Training Library Staff and Volunteers to Provide Extraordinary Customer Service

Richard Turner (Liverpool John Moores University, Liverpool, UK)

New Library World

ISSN: 0307-4803

Article publication date: 22 May 2007

320

Keywords

Citation

Turner, R. (2007), "Training Library Staff and Volunteers to Provide Extraordinary Customer Service", New Library World, Vol. 108 No. 5/6, pp. 298-300. https://doi.org/10.1108/03074800710748885

Publisher

:

Emerald Group Publishing Limited

Copyright © 2007, Emerald Group Publishing Limited


This recent, and well presented, Facet publication has been written by two American information specialists. Julie Todaro is Dean of Libraries at Austin Community College and Mark L. Smith manages the Riverside County Library System in Southern California. Their approach to customer services is perhaps more dynamic than many UK libraries are used to, but it does provide a well structured work that is rich in ideas for the training of library staff in customer relations.
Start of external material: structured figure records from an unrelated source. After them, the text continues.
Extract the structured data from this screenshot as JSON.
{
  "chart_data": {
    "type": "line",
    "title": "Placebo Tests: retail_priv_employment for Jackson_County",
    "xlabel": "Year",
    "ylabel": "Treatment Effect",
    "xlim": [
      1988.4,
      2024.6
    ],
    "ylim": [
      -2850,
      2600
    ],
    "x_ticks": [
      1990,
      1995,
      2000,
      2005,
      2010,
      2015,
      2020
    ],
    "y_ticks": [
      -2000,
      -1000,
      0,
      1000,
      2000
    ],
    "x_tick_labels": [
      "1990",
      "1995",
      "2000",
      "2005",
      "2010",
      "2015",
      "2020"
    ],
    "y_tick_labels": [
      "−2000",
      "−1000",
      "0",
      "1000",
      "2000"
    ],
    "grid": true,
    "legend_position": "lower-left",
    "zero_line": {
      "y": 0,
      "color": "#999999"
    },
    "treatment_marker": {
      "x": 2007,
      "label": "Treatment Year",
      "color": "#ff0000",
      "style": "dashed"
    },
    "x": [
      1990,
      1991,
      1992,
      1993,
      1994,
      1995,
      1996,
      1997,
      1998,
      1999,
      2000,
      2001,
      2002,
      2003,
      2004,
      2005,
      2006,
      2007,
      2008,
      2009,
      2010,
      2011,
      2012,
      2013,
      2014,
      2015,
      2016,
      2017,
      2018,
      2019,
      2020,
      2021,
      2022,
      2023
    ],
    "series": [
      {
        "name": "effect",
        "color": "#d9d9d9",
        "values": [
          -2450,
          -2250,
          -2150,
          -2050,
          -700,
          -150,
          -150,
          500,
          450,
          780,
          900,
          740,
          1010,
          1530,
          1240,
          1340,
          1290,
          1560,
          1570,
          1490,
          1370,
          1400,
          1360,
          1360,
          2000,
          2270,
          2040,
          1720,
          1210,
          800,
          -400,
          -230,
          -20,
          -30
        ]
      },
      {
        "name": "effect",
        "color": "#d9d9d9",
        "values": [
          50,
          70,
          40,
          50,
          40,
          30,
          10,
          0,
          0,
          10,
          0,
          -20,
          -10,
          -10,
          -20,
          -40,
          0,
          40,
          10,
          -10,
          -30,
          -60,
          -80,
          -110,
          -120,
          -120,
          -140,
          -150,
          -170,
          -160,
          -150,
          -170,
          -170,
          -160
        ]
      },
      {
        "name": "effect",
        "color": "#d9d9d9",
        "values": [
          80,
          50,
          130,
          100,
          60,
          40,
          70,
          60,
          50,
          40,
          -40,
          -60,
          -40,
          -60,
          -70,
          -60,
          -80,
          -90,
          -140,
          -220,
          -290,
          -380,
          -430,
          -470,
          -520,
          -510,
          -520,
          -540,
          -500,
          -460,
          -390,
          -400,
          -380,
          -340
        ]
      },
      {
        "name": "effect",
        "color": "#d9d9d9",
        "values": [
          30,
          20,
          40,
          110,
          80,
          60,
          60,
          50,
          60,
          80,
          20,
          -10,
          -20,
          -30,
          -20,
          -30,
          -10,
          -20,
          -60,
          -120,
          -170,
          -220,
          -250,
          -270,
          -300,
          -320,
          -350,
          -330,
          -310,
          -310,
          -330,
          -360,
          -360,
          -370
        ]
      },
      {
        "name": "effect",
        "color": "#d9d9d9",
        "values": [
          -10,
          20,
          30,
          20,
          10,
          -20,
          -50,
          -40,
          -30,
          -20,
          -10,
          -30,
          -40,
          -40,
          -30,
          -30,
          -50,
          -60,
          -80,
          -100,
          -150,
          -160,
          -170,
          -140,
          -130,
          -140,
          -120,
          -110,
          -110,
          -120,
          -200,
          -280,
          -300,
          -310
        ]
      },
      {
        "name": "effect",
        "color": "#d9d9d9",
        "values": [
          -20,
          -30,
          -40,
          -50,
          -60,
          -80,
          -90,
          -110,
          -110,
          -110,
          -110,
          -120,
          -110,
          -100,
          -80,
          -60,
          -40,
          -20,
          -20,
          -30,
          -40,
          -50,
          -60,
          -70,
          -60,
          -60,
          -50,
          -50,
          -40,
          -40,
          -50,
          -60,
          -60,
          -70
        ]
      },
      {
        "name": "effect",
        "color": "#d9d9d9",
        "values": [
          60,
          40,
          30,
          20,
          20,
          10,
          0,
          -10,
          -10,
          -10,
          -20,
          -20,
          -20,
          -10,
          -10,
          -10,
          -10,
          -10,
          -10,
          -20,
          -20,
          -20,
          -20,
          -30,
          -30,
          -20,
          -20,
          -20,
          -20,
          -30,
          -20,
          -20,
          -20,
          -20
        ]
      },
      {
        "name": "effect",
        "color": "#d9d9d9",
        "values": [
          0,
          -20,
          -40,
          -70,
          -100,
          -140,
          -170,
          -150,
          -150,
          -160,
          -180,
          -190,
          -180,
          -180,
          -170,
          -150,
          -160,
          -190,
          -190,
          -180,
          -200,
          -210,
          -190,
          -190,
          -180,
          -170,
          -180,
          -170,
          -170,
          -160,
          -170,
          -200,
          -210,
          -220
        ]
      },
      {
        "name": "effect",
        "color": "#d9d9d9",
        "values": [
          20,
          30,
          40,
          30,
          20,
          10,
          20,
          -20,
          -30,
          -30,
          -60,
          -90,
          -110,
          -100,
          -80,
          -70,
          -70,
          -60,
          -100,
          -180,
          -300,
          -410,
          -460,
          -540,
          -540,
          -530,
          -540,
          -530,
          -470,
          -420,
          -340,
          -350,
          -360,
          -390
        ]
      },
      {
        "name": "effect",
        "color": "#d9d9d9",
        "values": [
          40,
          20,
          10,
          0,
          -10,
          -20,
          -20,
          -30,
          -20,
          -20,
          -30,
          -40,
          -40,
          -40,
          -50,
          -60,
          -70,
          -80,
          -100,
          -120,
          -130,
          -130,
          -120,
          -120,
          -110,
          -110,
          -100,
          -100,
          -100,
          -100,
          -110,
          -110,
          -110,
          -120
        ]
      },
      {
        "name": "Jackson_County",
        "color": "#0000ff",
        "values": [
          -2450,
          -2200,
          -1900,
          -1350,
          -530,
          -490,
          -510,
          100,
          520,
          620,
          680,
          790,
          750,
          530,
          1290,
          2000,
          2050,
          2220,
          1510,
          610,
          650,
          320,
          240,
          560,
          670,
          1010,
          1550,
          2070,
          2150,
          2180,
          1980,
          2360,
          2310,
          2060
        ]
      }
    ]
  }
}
Of course there are already hundreds of books about providing good customer services. These existing works do contain useful information for the library and information sector, but they are often written for the commercial, profit‐based workplace, and a specific book for library and information staff is very welcome.

Todaro and Smith's philosophy is that “it is crucially important that customer service training be a perpetual process, a fundamental part of the life of the institution”. In the UK, customer service has usually been part of a broader training programme either provided as a rolling programme or as specific sessions.

The stated, and ambitious, aims of this book include:

  • enabling learning to be built into an organisation's goals and strategies;

  • providing a structure for organisation and employee needs;

  • providing managers and trainers with content for formal and on the job training;

  • creating a framework for customer feedback;

  • describing techniques for training in customer relations;

  • matching diverse staffing levels' training needs;

  • developing an in‐house training curriculum;

  • integrating training into work routines and responsibilities; and

  • building and system for assessment and outcomes.

Throughout the work the authors stress the importance of practice in dealing with customer relations. This is particularly important in the opening chapter about determining customer service essentials. The importance of customer service training to be considered within a broader training strategy is emphasised by a whole chapter dedicated to examining general training guidelines.

After the organisational training structure is in place, then preparing specific training for library staff and volunteers is addressed. The authors have considered public, academic, school and special libraries in the book. Within these sectors, guidance on tailored training is provided, including such additional factors as learning styles, communication, costs of training and record keeping.

The needs of staff are logically followed by a chapter on assessing and anticipating the needs of customers. This includes a realistic understanding of the issues faced by library staff in dealing with customers. The approach is strong on proactive and positive action, including role‐playing, using scripts of common concerns and the use of policy and procedures to anticipate problems. Tracking and responding to customer feedback includes surveying methods of collecting feedback, using feedback in training, teaching staff to take complaints and sharing customer feedback.

Following these specific sections, the book then reverts to a look at planning staff‐development days, instituting continuous learning in libraries and integrating continuous learning with customer service. Therefore, although the book seems to be about specifically customer service training, in practice it is about much more than this and will be useful for any organisation developing a broader training strategy.

The main sections are supported by appendices that provide print and web sources of information for customer service managers and trainers, and works consulted; an intriguing anthropological assessment of how people interact and “reasonable expectation of adult behaviour”; a very detailed assessment of the customer service environment and assessment tools; using focus groups, response forms and incidents from the feedback process in developing customer services. The index is short but effective, and the whole work is especially well structured.

Training Library Staff and Volunteers to Provide Extraordinary Customer Service will be valuable to any library and information service. It is essential reading for any manager developing a strategy not only for customer service training but also developing a broader training strategy. The authors obviously have widespread experience of customer relations, which is clearly reflected in this very practical book. The use of such tools as model forms, role‐playing and using customer feedback throughout the work make this particularly useful. The book is a practical and structured guide for training staff in customer service, but as importantly shows how to integrate the training into a variety of interactions by staff members, both empowering them and improving wider communication skills.